Q: Beyond inspiring a team, are their other skills you believe are necessary to lead a business to success?

Mark Morabito: There is a whole range of talents, philosophies and strategies that are common to business success. You can understand many of these variables by reading biographies of some of the great business leaders of the past century. Right off the bat, you’ll notice that risk-taking was a common trait in most of these titans of industry and science, as well as failure itself. You can’t take risks and avoid encountering failure. Failure is where the lessons are.

Almost every biography starts off the same way in the early chapters, and is populated with many of the same characters: There’s the young dreamer, who grows up to be Thomas Edison or Steve Jobs or Sergey Brin. Then there are the skeptics, the doubters, the people who are always raining on the dreamer’s parade of ideas. These doubters typically include the young entrepreneur’s family. They believe he’s not serious about life, even borderline crazy. And the only reason that anyone cares to read a biography about this entrepreneur many decades later is the fact that he ignored all this pessimism and followed a North Star of creativity, innovation and ambition.

The triumph of achievement over skepticism is the narrative of history itself. Because, if the doubters had prevailed, Einstein would have lived out his years as a customs functionary, and the Wright brothers would have just been bicycle salesmen in Ohio.
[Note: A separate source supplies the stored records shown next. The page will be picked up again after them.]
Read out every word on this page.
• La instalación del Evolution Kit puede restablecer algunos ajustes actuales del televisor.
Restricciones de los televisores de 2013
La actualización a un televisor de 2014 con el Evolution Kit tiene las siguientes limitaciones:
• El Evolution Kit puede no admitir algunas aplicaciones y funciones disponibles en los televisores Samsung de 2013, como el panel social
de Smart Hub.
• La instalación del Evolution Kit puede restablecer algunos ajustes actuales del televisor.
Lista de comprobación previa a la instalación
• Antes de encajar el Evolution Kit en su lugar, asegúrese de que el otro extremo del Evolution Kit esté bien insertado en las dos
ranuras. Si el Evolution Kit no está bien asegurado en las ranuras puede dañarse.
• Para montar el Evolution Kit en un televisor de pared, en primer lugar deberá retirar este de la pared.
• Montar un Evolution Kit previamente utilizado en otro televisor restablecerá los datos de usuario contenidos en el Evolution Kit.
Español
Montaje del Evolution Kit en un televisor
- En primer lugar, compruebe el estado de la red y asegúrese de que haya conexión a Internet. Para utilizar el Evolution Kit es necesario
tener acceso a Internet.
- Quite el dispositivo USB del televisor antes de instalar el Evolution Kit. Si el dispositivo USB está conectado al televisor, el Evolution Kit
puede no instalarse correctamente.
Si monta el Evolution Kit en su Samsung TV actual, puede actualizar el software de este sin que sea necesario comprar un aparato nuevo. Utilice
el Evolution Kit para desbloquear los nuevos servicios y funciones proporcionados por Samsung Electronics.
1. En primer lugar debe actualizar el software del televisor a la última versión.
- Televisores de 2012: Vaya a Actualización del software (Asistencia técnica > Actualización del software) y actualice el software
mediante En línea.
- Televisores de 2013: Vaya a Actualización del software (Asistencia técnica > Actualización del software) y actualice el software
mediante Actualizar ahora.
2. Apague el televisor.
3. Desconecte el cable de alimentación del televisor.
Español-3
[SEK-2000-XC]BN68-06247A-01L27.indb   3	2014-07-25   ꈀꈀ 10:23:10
Mick Jagger might have settled into a comfortable life as a professor at the London School of Economics. The world is a much more exciting place because of people who take risks and have confidence in their dreams. For me, I always cast my lot with the dreamers. Whether I’m prospecting for copper in the desert or planning for the day I’ll ride into space on the Virgin Galactic flight I’ve already booked, I’m always aiming for a goal and imagining a new adventure. I don’t listen to doubters. I don’t hear them at all.